Pasan las semanas y cada vez el hastío va haciendo presa de los españoles. Miran hacia la clase política que han elegido y no pueden más que expresar un gesto de indiferencia, de perplejidad o directamente de asco. Más allá de las redes sociales, donde habitan de verdad las personas, la ciudadanía que trabaja, que está precarizada o, incluso se encuentra de vacaciones (lo que no implica disfrutar de las mismas), mira absorta a una clase política que anda a lo que Juan Manuel de Prada, con acierto burlón, califica de demogresca. Y en ese instante en que, dejando por un instante a un lado su vida normal, se fija en la política, acaba preguntándose, sin importa la clase social, ¿nos merecemos esta clase política? Evidentemente no.

Parece que “toda” la clase política quisiera nuevas elecciones generales para ver si lo suyo, lo del partido, lo del candidato, se arregla ya que la última vez no salió alguno muy contento. Se piensan que activar la elección de representantes, eso que llaman los liberales democracia representativa, o convocar a la soberanía popular cuando el deseo (eso que todo lo llena pero no acaba procurando felicidad) se lo pida es actuar con sentido común. Esta clase política actual, como ya hemos visto en anteriores ocasiones, piensan en las elecciones como un simple mecanismo. En sus mentes líquidas, en sus pensamientos funcionalistas, ven la convocatoria como algo que está ahí sin más, como un teléfono, o el coche y que se puede utilizar sin más. Piensan en las elecciones como una función que existe en el sistema político, la cual carece de transmisión de valores (por no hablar de los gastos) o simbolismo. Para esta clase política depositar el voto en la urna es como sacar una entrada en el cine.

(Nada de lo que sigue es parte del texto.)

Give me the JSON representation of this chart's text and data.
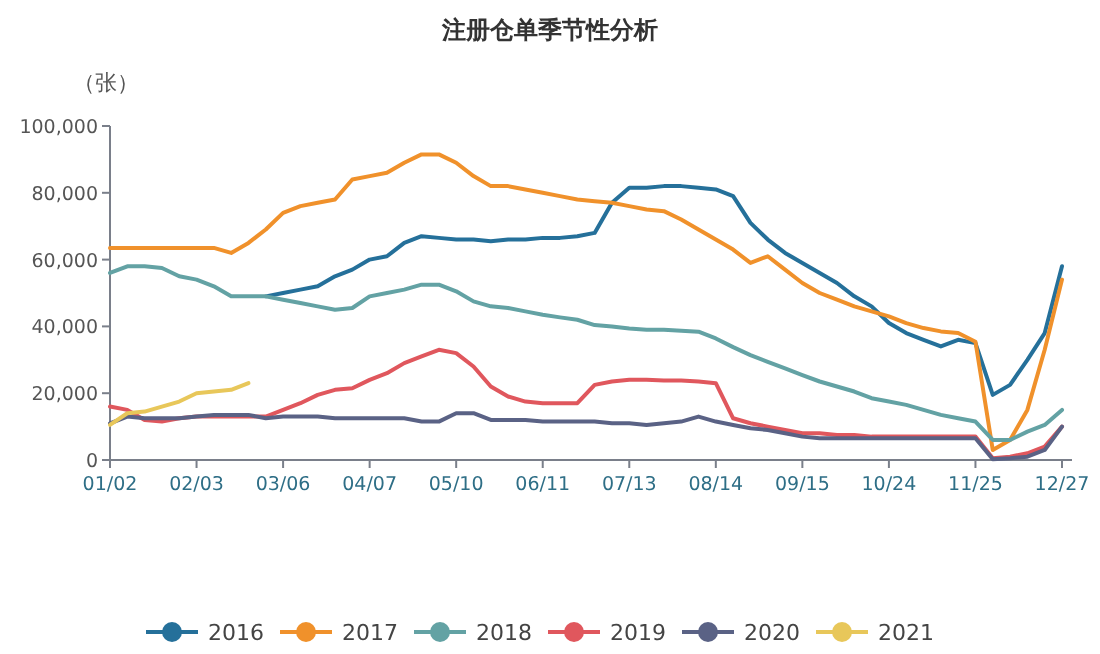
{
  "chart_data": {
    "type": "line",
    "title": "注册仓单季节性分析",
    "ylabel": "（张）",
    "categories": [
      "01/02",
      null,
      null,
      null,
      null,
      "02/03",
      null,
      null,
      null,
      null,
      "03/06",
      null,
      null,
      null,
      null,
      "04/07",
      null,
      null,
      null,
      null,
      "05/10",
      null,
      null,
      null,
      null,
      "06/11",
      null,
      null,
      null,
      null,
      "07/13",
      null,
      null,
      null,
      null,
      "08/14",
      null,
      null,
      null,
      null,
      "09/15",
      null,
      null,
      null,
      null,
      "10/24",
      null,
      null,
      null,
      null,
      "11/25",
      null,
      null,
      null,
      null,
      "12/27"
    ],
    "ylim": [
      0,
      100000
    ],
    "yticks": [
      0,
      {
        "value": 20000,
        "label": "20,000"
      },
      {
        "value": 40000,
        "label": "40,000"
      },
      {
        "value": 60000,
        "label": "60,000"
      },
      {
        "value": 80000,
        "label": "80,000"
      },
      {
        "value": 100000,
        "label": "100,000"
      }
    ],
    "legend": "bottom",
    "grid": false,
    "series": [
      {
        "name": "2016",
        "color": "#25709a",
        "values": [
          null,
          null,
          null,
          null,
          null,
          null,
          null,
          null,
          null,
          49000,
          50000,
          51000,
          52000,
          55000,
          57000,
          60000,
          61000,
          65000,
          67000,
          66500,
          66000,
          66000,
          65500,
          66000,
          66000,
          66500,
          66500,
          67000,
          68000,
          77000,
          81500,
          81500,
          82000,
          82000,
          81500,
          81000,
          79000,
          71000,
          66000,
          62000,
          59000,
          56000,
          53000,
          49000,
          46000,
          41000,
          38000,
          36000,
          34000,
          36000,
          35000,
          19500,
          22500,
          30000,
          38000,
          58000
        ]
      },
      {
        "name": "2017",
        "color": "#f0912b",
        "values": [
          63500,
          63500,
          63500,
          63500,
          63500,
          63500,
          63500,
          62000,
          65000,
          69000,
          74000,
          76000,
          77000,
          78000,
          84000,
          85000,
          86000,
          89000,
          91500,
          91500,
          89000,
          85000,
          82000,
          82000,
          81000,
          80000,
          79000,
          78000,
          77500,
          77000,
          76000,
          75000,
          74500,
          72000,
          69000,
          66000,
          63000,
          59000,
          61000,
          57000,
          53000,
          50000,
          48000,
          46000,
          44500,
          43000,
          41000,
          39500,
          38500,
          38000,
          35400,
          3000,
          6000,
          15000,
          33000,
          54000
        ]
      },
      {
        "name": "2018",
        "color": "#63a2a4",
        "values": [
          56000,
          58000,
          58000,
          57500,
          55000,
          54000,
          52000,
          49000,
          49000,
          49000,
          48000,
          47000,
          46000,
          45000,
          45500,
          49000,
          50000,
          51000,
          52500,
          52500,
          50500,
          47500,
          46000,
          45500,
          44500,
          43500,
          42700,
          42000,
          40400,
          40000,
          39400,
          39000,
          39000,
          38700,
          38400,
          36400,
          33800,
          31400,
          29400,
          27400,
          25400,
          23500,
          22000,
          20500,
          18500,
          17500,
          16500,
          15000,
          13500,
          12500,
          11500,
          6000,
          6000,
          8500,
          10500,
          15000
        ]
      },
      {
        "name": "2019",
        "color": "#e0575d",
        "values": [
          16000,
          15000,
          12000,
          11500,
          12500,
          13000,
          13000,
          13000,
          13000,
          13000,
          15000,
          17000,
          19500,
          21000,
          21500,
          24000,
          26000,
          29000,
          31000,
          33000,
          32000,
          28000,
          22000,
          19000,
          17500,
          17000,
          17000,
          17000,
          22500,
          23500,
          24000,
          24000,
          23800,
          23800,
          23500,
          23000,
          12500,
          11000,
          10000,
          9000,
          8000,
          8000,
          7500,
          7500,
          7000,
          7000,
          7000,
          7000,
          7000,
          7000,
          7000,
          500,
          1000,
          2000,
          4000,
          10000
        ]
      },
      {
        "name": "2020",
        "color": "#5a6285",
        "values": [
          11000,
          13000,
          12500,
          12500,
          12500,
          13000,
          13500,
          13500,
          13500,
          12500,
          13000,
          13000,
          13000,
          12500,
          12500,
          12500,
          12500,
          12500,
          11500,
          11500,
          14000,
          14000,
          12000,
          12000,
          12000,
          11500,
          11500,
          11500,
          11500,
          11000,
          11000,
          10500,
          11000,
          11500,
          13000,
          11500,
          10500,
          9500,
          9000,
          8000,
          7000,
          6500,
          6500,
          6500,
          6500,
          6500,
          6500,
          6500,
          6500,
          6500,
          6500,
          200,
          500,
          1000,
          3000,
          10000
        ]
      },
      {
        "name": "2021",
        "color": "#e8c75a",
        "values": [
          10500,
          14000,
          14500,
          16000,
          17500,
          20000,
          20500,
          21000,
          23000,
          null,
          null,
          null,
          null,
          null,
          null,
          null,
          null,
          null,
          null,
          null,
          null,
          null,
          null,
          null,
          null,
          null,
          null,
          null,
          null,
          null,
          null,
          null,
          null,
          null,
          null,
          null,
          null,
          null,
          null,
          null,
          null,
          null,
          null,
          null,
          null,
          null,
          null,
          null,
          null,
          null,
          null,
          null,
          null,
          null,
          null,
          null
        ]
      }
    ]
  }
}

No piensan que, por su cabezonería en no acordar (da igual quienes sean los no partícipes), por poner delante sus deseos personales, sus voliciones, sus ambiciones, están deteriorando todo el sistema democrático. No es que sea una democracia perfecta (Robert Dahl la llamaba poliarquía), pero de ahí a pensar que todo da igual hay un trecho por el que: se lamina la voluntad popular, ya que se dice directamente a la ciudadanía que no sabe votar, cuando lo que pasa es que no saben actuar como políticos; se dejan por el camino los valores decisivos que sostienen lo democrático, como es el respeto al diferente, la consideración del otro como adversario y no como enemigo, el diálogo o debate como base de todo lo demás (recuérdese que en la Asamblea ateniense lo principal era la palabra); se vislumbra algo que muchas veces parece que está oculto, la consideración a los políticos como clase política, con todo el elitismo, separación de la realidad y oligarquía que ello significa; y lo que es peor de todo, se transmite a la sociedad que realmente los problemas de la mayoría no importan.

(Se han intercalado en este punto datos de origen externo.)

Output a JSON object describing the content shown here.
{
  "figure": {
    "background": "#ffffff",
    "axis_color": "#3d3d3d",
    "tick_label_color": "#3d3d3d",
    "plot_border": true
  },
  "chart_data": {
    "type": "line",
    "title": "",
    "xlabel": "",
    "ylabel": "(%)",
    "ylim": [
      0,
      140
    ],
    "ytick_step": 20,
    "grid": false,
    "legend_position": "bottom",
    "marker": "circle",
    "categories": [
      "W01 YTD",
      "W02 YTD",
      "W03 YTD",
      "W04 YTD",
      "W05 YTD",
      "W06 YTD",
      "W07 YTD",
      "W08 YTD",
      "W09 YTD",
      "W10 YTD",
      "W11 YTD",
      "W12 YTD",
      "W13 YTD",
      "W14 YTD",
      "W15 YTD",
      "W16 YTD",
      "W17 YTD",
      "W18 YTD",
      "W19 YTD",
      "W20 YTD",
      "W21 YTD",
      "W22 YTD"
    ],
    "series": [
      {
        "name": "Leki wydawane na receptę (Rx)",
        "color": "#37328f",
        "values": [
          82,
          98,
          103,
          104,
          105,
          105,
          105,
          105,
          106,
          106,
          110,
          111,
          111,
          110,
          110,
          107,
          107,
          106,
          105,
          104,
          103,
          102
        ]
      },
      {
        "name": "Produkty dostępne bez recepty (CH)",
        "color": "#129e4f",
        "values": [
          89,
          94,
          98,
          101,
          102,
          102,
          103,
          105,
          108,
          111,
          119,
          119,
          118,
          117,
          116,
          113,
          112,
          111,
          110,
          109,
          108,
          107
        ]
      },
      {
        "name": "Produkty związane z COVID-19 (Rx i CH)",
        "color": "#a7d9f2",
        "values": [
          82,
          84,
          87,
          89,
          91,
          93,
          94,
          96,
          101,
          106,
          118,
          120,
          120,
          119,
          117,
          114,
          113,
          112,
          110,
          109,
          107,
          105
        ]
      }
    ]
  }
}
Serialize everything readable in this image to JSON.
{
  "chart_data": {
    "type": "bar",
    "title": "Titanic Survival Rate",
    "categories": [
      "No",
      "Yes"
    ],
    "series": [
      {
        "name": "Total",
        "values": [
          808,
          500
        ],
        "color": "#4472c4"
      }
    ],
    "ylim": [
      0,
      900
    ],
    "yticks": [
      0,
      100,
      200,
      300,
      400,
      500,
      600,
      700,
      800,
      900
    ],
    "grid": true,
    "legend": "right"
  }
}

Da igual que sea Pablo Iglesias el que pida cargos; da igual que sea Pedro Sánchez plegándose a los deseos de la clase dominante; da igual que sea Albert Rivera buscando una escisión social donde meter el dedo; da igual que sea Pablo Casado pactando con Vox, da igual lo que están haciendo porque la verdad es que la ciudadanía acaba pensando que son como unos adolescentes malcriados a los que habría que dar un par de azotes. Tienen suerte de que no les pueden cambiar así como así al estar en una partitocracia, pero más de una y más de dos si pudiesen tacharían nombres. Y lo curioso, como reza el titular, es que parece que se camina hacia nuevas elecciones y todo tan felices. Les da igual aparecer como una manada de chisgarabises, de mendaces, de incapaces, de inanes, son felices porque saben que en las siguientes elecciones volverán a salir elegidos, con mayor o menor fortuna, pero en su mayoría serán los mismos. Y si los dados no salen como se quiere, nueva tirada. Luego dirán que por qué aparecen partidos y movimiento autoritarios raros, por una clase política como la actual.